JAKARTA (Arrahmah.com) – Sejumlah ulama, habaib, pimpinan ormas Islam serta ribuan jamaah Muslim berkumpul di Masjid Agung Al Azhar, Kebayoran Baru, Jakarta Selatan, Sabtu (4/11/2017) untuk mengikuti Tabligh Akbar Politik Islam (TAPI) ke-10 sekaligus deklarasi Gerakan Indonesia Shalat Subuh (GISS).
Deklarasi dipimpin oleh Koordinator Nasional GISS KH Muhammad al Khaththath yang diikuti seluruh jamaah yang hadir.
Saat membacakan deklarasi, KH Al Khaththath didampingi para ulama dan habaib, diantaranya KH Abdul Rasyid Abdullah Syafii (Pimpinan As Syafiiyah), KH Cholil Ridwan (Pendiri PPI), Dr Eggi Sudjana (Advokat Senior), Habib Hanif Alatas (Ketua Front Santri Indonesia), Prof Dr Musni Umar (Psikolog), Ustaz Asep Syaripuddin (Ketua API Jabar), Ustaz Fikri Bareno (Al Ittihadiyah), Ustaz Bukhari Muslim (PA 212) dan lainnya.
Ada tiga poin yang terkandung pada deklarasi GISS. Pertama, umat Islam diminta bertekad melaksanakan salat subuh berjamaah secara istiqomah. Kedua, umat Islam diminta untuk terus mengajak keluarga, saudara, tetangga, dan temannya untuk melaksanakan salat subuh berjamaah di masjid daerah masing-masing.
“Dan yang ketiga, kita bertekad dan bercita-cita bahwa pada tahun 2020 salat subuh di Indonesia seperti salat Jumat,” ungkap KH. Al-Khaththath, lansir Suara-Islam.
Selain itu, ia juga membacakan seruan Gerakan Nasional Pengawal Fatwa (GNPF)-Ulama terkait disahkannya Perppu Ormas menjadi Undang-undang. Seruan tersebut dirilis dalam jumpa pers di Hotel Grand Sahid, Jakarta Pusat, Senin lalu (30/10).
Dalam seruan tersebut, dijelaskan bahwa dari sudut aspek konstitusional, proses politik yang melahirkan peraturan perundang-undangan tersebut tidak dapat diterima sebagai proses politik yang dibenarkan menurut ukuran legal formal konstitusional, yaitu tidak memenuhi unsur syarat-syarat untuk dapat diterbitkannya sebuah Perrpu.

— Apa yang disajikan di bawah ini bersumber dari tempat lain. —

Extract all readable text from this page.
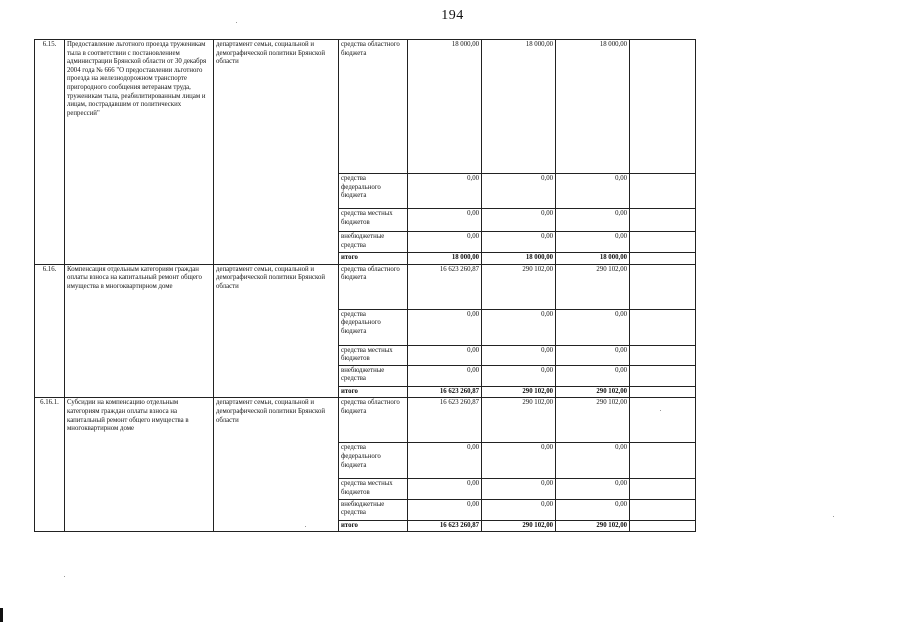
194
6.15.	Предоставление льготного проезда труженикам тыла в соответствии с постановлением администрации Брянской области от 30 декабря 2004 года № 666 "О предоставлении льготного проезда на железнодорожном транспорте пригородного сообщения ветеранам труда, труженикам тыла, реабилитированным лицам и лицам, пострадавшим от политических репрессий"	департамент семьи, социальной и демографической политики Брянской области	средства областного бюджета	18 000,00	18 000,00	18 000,00	
			средства федерального бюджета	0,00	0,00	0,00	
			средства местных бюджетов	0,00	0,00	0,00	
			внебюджетные средства	0,00	0,00	0,00	
			итого	18 000,00	18 000,00	18 000,00	
6.16.	Компенсация отдельным категориям граждан оплаты взноса на капитальный ремонт общего имущества в многоквартирном доме	департамент семьи, социальной и демографической политики Брянской области	средства областного бюджета	16 623 260,87	290 102,00	290 102,00	
			средства федерального бюджета	0,00	0,00	0,00	
			средства местных бюджетов	0,00	0,00	0,00	
			внебюджетные средства	0,00	0,00	0,00	
			итого	16 623 260,87	290 102,00	290 102,00	
6.16.1.	Субсидии на компенсацию отдельным категориям граждан оплаты взноса на капитальный ремонт общего имущества в многоквартирном доме	департамент семьи, социальной и демографической политики Брянской области	средства областного бюджета	16 623 260,87	290 102,00	290 102,00	
			средства федерального бюджета	0,00	0,00	0,00	
			средства местных бюджетов	0,00	0,00	0,00	
			внебюджетные средства	0,00	0,00	0,00	
			итого	16 623 260,87	290 102,00	290 102,00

Begitu juga dalam hal proses politik pengesahan Perppu menjadi undang-undang juga terkesan telah terjadi pemaksaan dari rezim yang tengah berkuasa yang akan menggunakan Perppu pembubaran ormas tersebut sebagai senjata mengekang kebebasan dan bertentangan dengan pembukaan UUD Negara RI Tahun 1945.
“GNPF Ulama dan Ormas-Ormas Islam memandang, substansi dari Perppu yang telah disahkan menjadi UU tersebut sangat merugikan umat Islam karena cenderung ditujukan untuk membatasi dan mengekang dakwah Islam sekaligus ingin memadamkan cahaya agama Allah Swt,” jelas KH. Al-Khaththath.
Berdasarkan hal tersebut, GNPF Ulama dan ormas Islam menyerukan kepada seluruh rakyat Indonesia agar tidak mendukung dan tidak memilih partai-partai yang telah menyetujui Perppu menjadi Undang-Undang baik dalam Pilkada, Pileg, maupun Pilpres.
Seruan kedua, yaitu agar selalu waspada terhadap kemungkinan terburuk yang diakibatkan oleh UU tersebut.
“Ketiga, melakukan perlawanan melalui mekanisme legal konstitusional,” tandas KH. Al-Khaththath.